Bei einer europäischen Strategie für Kunststoffabfälle stellt die Verantwortung der Hersteller aus Sicht von Helmut Maurer von der Generaldirektion Umwelt der EU-Kommission die Basis für erfolgreiches Recycling dar: „Abfall und Produkt sind zwei Seiten einer Münze“. Er fordert deshalb, schon beim Produktdesign die Recyclingfähigkeit zu berücksichtigen. Dies setze eine globale Zusammenarbeit voraus, bei der Europa eine Vorreiterrolle einnehmen könnte.
Weiterhin kündigte Maurer bei der Diskussionsveranstaltung des-Bundesverbands Sekundärrohstoffe und Entsorgung (bvse) und des Verbands Deutscher Maschinen- und Anlagenbau (VDMA) Anfang Juli in der Bayerischen Vertretung in Brüssel an, sich in der EU-Kommission für eine Anpassung der Recyclingzielvorgaben stark zu machen. Eine Quote von 50 Gewichtsprozenten vom Haushaltsabfall habe sich als nicht sinnvoll erwiesen, da sie die vergleichsweise leichten Kunststoffabfälle benachteilige. Extremen Handlungsbedarf sieht Maurer überdies auch in punkto Deponierung und machte deutlich: „Kunststoffe haben auf Deponien nichts verloren.“
Auch die thermische Verwertung müsse die Ausnahme sein. Stattdessen gelte es, die Erfassungssysteme EU-weit zu verbessern und das zeitnah. „Eigentlich haben wir die Regelungen schon, beispielsweise in Form der Abfallrahmenrichtlinie, sie müssen aber auch effizient umgesetzt werden“, machte Maurer deutlich. Für lange Übergangsfristen für die Mitgliedstaaten gebe es indes keinen Grund. Stattdessen müsse sich die Überzeugung durchsetzen, dass Umweltschutz kein Konjunkturkiller ist, sondern Wachstum schafft: Durch den Ausbau des Kunststoffrecyclings können bis zu 70.000 Arbeitsplätze geschaffen werden, schätzt Maurer.
“Bürokratische Maßnamen nicht zielführend
Auch Angelika Schlunck, Leiterin der Bayerischen Vertretung, erwartet vom Grünbuch Impulse für Innovationen und Investitionen; zum Vorteil der mittelständischen Recyclingwirtschaft. Bürokratische Maßnahmen wie ein Plastiktütenverbot hält sie jedoch für nicht zielführend. Im Fokus müsse der Ausbau von Recyclingstrukturen stehen.

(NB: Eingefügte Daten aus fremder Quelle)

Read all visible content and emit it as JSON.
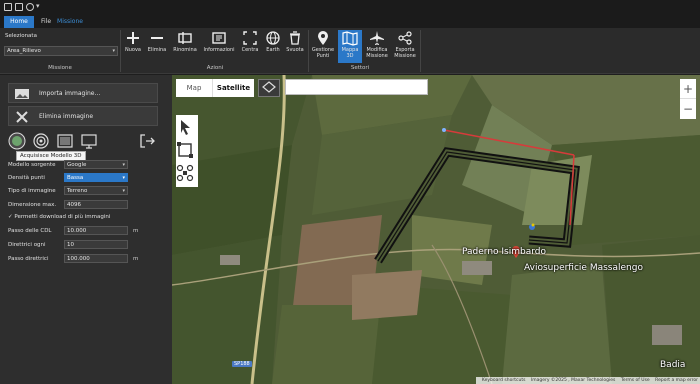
{
  "colors": {
    "accent": "#2b78c8",
    "route": "#111111",
    "route_inner": "#d63b3b",
    "panel": "#2e2e2e"
  },
  "titlebar": {
    "icons": [
      "save-icon",
      "folder-icon",
      "settings-icon"
    ],
    "caret": "▾"
  },
  "tabs": [
    {
      "label": "Home",
      "active": true
    },
    {
      "label": "File",
      "active": false
    },
    {
      "label": "Missione",
      "active": false
    }
  ],
  "selection": {
    "label": "Selezionata",
    "value": "Area_Rilievo"
  },
  "ribbon_groups": {
    "missione": "Missione",
    "azioni": "Azioni",
    "settori": "Settori"
  },
  "ribbon_buttons": [
    {
      "label": "Nuova",
      "icon": "plus-icon"
    },
    {
      "label": "Elimina",
      "icon": "minus-icon"
    },
    {
      "label": "Rinomina",
      "icon": "rename-icon"
    },
    {
      "label": "Informazioni",
      "icon": "info-icon"
    },
    {
      "label": "Centra",
      "icon": "center-icon"
    },
    {
      "label": "Earth",
      "icon": "globe-icon"
    },
    {
      "label": "Svuota",
      "icon": "trash-icon"
    },
    {
      "label": "Gestione Punti",
      "icon": "pin-icon"
    },
    {
      "label": "Mappa 3D",
      "icon": "map-icon",
      "active": true
    },
    {
      "label": "Modifica Missione",
      "icon": "plane-icon"
    },
    {
      "label": "Esporta Missione",
      "icon": "export-icon"
    }
  ],
  "left_panel": {
    "import_label": "Importa immagine...",
    "delete_label": "Elimina immagine",
    "tooltip": "Acquisisce Modello 3D",
    "fields": {
      "modello_sorgente": {
        "label": "Modello sorgente",
        "value": "Google"
      },
      "densita_punti": {
        "label": "Densità punti",
        "value": "Bassa"
      },
      "tipo_immagine": {
        "label": "Tipo di immagine",
        "value": "Terreno"
      },
      "dimensione_max": {
        "label": "Dimensione max.",
        "value": "4096"
      },
      "permetti": {
        "label": "Permetti download di più immagini",
        "checked": true
      },
      "passo_cdl": {
        "label": "Passo delle CDL",
        "value": "10.000",
        "unit": "m"
      },
      "direttrici": {
        "label": "Direttrici ogni",
        "value": "10"
      },
      "passo_direttrici": {
        "label": "Passo direttrici",
        "value": "100.000",
        "unit": "m"
      }
    }
  },
  "map": {
    "type_map": "Map",
    "type_satellite": "Satellite",
    "zoom_in": "+",
    "zoom_out": "−",
    "place_labels": {
      "paderno": "Paderno Isimbardo",
      "aviosuperficie": "Aviosuperficie Massalengo",
      "badia": "Badia"
    },
    "road_badge": "SP188",
    "footer": {
      "shortcuts": "Keyboard shortcuts",
      "imagery": "Imagery ©2025 , Maxar Technologies",
      "terms": "Terms of Use",
      "report": "Report a map error"
    }
  }
}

Die Recyclingunternehmen in Deutschland und Europa haben das Know-how, so bvse-Hauptgeschäftsführer Eric Rehbock, aus Kunststoffabfällen wieder Wertstoffe und Produkte herzustellen. Hochwertiges Recycling trage gleichzeitig zur Ressourcenschonung und zum Klimaschutz bei. „Wir können Wertstoffkreisläufe schließen und unsere Industrie mit wichtigen Rohstoffen versorgen, um Industriestandorte und Arbeitsplätze zu schaffen oder zu sichern“, betonte Rehbock die Vorteile des Recyclings.

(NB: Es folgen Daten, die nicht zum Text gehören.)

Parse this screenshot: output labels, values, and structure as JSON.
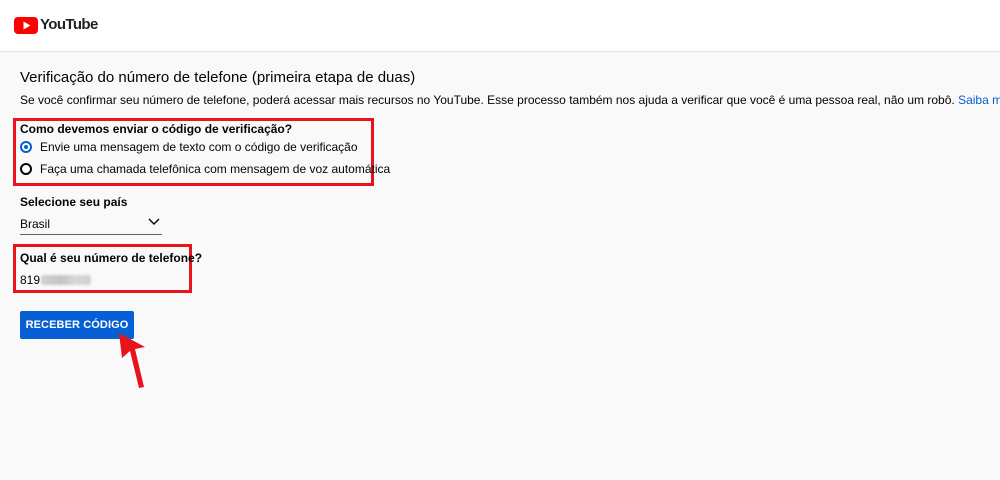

Vor diesem Hintergrund forderte Recyclinganlagenhersteller Werner Herbold von Herbold Meckesheim von den politischen Entscheidungsträgern, das Grünbuch nicht „wegzukompromissen“, sondern konsequente Taten folgen zu lassen, insbesondere was das Produktdesign angeht. Derzeit sorgten beispielsweise PVC-Label, die von einigen Lebensmittelkonzernen neuerdings auf PET-Flaschen aufgebracht werden, für enorme Schwierigkeiten bei der Sortierung. Eine Notwendigkeit für diese Materialverwendung sei jedoch überhaupt nicht gegeben und eher marketing- oder vertriebsgetrieben. Das Beispiel USA zeige, dass man solche Hindernisse auch schlicht verbieten könne.
Jutta Haug, Abgeordnete des Europäischen Parlaments, kündigte an, dass das EU-Parlament noch bis Ende des Jahres eine Stellungnahme zum Grünbuch verabschieden werde, welche, unter anderem auf die Themen Durchsetzung der Abfallrahmenrichtlinie, Deponieverbot sowie Recyclingstandards, eingehen werde. Auch Möglichkeiten einer besseren Bewusstseinsbildung der Bürger in punkto Mülltrennung würden einbezogen.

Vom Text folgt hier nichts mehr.